LM: Important gains have been made in defining the role of environmental contamination in MDRO epidemiology and transmission. Studies show that a multi-pronged approach that includes reducing patients’ shedding of microbes, environmental cleaning, hand hygiene, and health care provider education can reduce environmental contamination.
ICT: How does diagnostic stewardship improve patient outcomes, and how can it help reduce unnecessary treatments in infection control?
JHK: Diagnostic stewardship refers to optimizing laboratory testing to improve patient care and management. These interventions can exist across the continuum of testing, from test ordering to specimen collection, test processing and reporting, and the interpretation of results. Further research to enhance and support diagnostic stewardship interventions can help improve patient outcomes and provide high-value care. Diagnostic stewardship may also be leveraged to de-implement strategies that do not improve patient care, and that can potentially increase health care inequities. Furthermore, developing performance metrics to measure the impact of these interventions can provide meaningful feedback to facilities.
ICT: How do you see this 10-year research agenda by SHEA influencing future health care practices or policies related to infection prevention and patient safety?
JHK: This research agenda is a critical first step in addressing our profession's current knowledge gaps and research needs. This effort aims to bring to light the challenges facing infection and hospital epidemiology and set out the priorities for research now. As we disseminate this work to researchers, administrators, the public, and funders, this will set the stage for innovation in health care epidemiology and infection prevention research. Ultimately, this will make health care better for all.
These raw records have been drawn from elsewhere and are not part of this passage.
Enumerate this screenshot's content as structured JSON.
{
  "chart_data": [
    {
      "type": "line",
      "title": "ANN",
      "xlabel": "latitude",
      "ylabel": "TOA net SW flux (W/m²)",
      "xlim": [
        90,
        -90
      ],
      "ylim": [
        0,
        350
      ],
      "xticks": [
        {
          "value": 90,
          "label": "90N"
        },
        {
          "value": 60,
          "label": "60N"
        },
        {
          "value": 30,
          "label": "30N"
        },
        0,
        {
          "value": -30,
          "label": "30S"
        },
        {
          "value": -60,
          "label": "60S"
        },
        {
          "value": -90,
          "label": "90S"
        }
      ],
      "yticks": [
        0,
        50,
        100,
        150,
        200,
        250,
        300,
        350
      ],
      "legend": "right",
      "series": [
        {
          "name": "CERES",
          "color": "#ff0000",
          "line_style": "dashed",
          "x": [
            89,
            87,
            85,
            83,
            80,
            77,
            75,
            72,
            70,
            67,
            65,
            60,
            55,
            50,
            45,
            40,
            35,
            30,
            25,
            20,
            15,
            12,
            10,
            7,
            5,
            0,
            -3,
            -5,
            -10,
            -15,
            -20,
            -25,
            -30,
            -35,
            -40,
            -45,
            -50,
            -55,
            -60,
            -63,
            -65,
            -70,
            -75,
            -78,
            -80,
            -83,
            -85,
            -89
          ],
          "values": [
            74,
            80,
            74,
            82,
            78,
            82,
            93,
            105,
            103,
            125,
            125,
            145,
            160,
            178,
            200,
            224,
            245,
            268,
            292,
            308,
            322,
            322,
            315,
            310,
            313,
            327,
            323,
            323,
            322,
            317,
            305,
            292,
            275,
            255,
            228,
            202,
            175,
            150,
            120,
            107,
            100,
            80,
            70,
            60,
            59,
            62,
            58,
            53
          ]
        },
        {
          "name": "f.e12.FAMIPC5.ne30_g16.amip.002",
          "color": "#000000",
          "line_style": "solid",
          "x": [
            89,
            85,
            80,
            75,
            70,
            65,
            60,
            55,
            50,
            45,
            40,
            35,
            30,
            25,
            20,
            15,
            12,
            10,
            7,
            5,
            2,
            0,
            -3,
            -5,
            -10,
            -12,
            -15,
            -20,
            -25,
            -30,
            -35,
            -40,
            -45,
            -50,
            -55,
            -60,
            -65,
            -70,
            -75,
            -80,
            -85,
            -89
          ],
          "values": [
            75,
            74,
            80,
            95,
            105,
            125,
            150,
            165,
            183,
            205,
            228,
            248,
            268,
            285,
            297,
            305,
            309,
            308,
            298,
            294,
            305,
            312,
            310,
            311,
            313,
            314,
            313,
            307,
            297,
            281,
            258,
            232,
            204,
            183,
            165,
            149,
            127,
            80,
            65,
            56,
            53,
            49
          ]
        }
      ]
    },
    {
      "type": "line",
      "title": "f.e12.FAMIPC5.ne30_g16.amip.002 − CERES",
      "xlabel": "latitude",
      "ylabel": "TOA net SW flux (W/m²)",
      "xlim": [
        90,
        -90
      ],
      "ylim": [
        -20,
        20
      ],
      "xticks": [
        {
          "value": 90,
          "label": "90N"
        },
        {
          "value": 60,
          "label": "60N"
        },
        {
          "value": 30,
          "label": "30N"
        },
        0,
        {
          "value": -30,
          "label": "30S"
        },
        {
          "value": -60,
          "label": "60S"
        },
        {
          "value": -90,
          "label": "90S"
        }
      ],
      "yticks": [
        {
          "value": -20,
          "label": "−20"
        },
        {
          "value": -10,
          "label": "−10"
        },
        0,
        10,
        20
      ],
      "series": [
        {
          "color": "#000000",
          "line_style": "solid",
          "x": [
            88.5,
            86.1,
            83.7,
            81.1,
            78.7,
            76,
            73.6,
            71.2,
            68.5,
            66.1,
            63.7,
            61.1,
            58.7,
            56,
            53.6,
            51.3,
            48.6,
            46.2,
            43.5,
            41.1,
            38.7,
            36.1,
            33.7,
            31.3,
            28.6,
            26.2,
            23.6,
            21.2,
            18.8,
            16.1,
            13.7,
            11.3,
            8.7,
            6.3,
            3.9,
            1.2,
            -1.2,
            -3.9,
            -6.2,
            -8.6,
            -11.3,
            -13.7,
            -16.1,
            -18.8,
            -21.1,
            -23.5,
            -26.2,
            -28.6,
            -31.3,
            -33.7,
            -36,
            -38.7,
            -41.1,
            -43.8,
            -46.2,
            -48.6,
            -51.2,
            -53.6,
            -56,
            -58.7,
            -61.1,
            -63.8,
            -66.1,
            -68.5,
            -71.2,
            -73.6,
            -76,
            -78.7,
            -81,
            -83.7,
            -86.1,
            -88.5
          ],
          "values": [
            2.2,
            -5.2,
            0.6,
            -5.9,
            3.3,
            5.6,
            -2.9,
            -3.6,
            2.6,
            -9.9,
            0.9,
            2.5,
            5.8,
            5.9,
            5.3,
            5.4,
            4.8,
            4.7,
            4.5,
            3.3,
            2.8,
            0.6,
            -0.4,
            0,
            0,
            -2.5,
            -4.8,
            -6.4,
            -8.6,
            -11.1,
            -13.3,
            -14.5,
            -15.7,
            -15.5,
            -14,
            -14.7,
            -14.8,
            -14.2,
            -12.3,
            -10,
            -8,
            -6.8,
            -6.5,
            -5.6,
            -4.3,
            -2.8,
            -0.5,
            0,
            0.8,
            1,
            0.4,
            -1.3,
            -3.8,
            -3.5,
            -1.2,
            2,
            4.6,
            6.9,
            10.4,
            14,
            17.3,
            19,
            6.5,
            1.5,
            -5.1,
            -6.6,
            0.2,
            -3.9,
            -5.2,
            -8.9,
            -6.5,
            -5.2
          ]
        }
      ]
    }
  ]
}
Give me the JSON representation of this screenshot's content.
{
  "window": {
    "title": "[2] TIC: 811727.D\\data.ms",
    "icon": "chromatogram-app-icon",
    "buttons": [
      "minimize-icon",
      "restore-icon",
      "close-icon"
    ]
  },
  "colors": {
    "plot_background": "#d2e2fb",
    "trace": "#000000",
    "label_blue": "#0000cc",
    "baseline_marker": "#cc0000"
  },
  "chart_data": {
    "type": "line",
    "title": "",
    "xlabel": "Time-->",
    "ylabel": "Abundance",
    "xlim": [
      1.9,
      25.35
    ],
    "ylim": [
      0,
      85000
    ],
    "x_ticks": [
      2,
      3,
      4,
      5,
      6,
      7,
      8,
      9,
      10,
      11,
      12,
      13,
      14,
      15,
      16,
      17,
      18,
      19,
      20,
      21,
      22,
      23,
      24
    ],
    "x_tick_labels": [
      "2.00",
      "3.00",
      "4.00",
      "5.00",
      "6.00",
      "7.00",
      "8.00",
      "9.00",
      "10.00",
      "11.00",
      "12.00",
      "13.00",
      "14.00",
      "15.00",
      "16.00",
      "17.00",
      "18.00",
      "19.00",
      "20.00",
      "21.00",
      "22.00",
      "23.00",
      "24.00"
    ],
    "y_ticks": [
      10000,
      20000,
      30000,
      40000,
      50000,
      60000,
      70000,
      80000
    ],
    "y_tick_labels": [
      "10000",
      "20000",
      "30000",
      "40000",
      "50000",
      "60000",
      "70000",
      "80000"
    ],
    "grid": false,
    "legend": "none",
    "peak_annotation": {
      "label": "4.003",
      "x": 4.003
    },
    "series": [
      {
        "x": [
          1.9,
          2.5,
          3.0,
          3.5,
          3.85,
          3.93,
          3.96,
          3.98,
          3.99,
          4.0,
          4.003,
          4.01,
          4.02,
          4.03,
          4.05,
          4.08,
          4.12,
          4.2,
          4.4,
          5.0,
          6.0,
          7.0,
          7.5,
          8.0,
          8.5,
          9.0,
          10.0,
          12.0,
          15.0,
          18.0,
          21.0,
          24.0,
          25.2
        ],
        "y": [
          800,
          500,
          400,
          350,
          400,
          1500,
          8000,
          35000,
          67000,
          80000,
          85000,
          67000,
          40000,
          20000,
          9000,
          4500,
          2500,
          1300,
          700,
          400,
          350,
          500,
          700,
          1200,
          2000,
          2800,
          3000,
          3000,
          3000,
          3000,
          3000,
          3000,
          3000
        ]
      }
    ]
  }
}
LM: Clearly, we need to learn more and test more interventions. Importantly, as Jennie mentions, how can we implement tested inventions quickly and effectively while maintaining patients’ dignity and independence?
We feel that answers to these questions have huge potential to enhance infection prevention programs and develop more champions to take this work forward.
The time is right to tackle multiple issues, including engaging underrepresented minorities in research, going beyond health care to engage other communities, such as community health organizations, schools, colleges, and businesses, and thinking globally.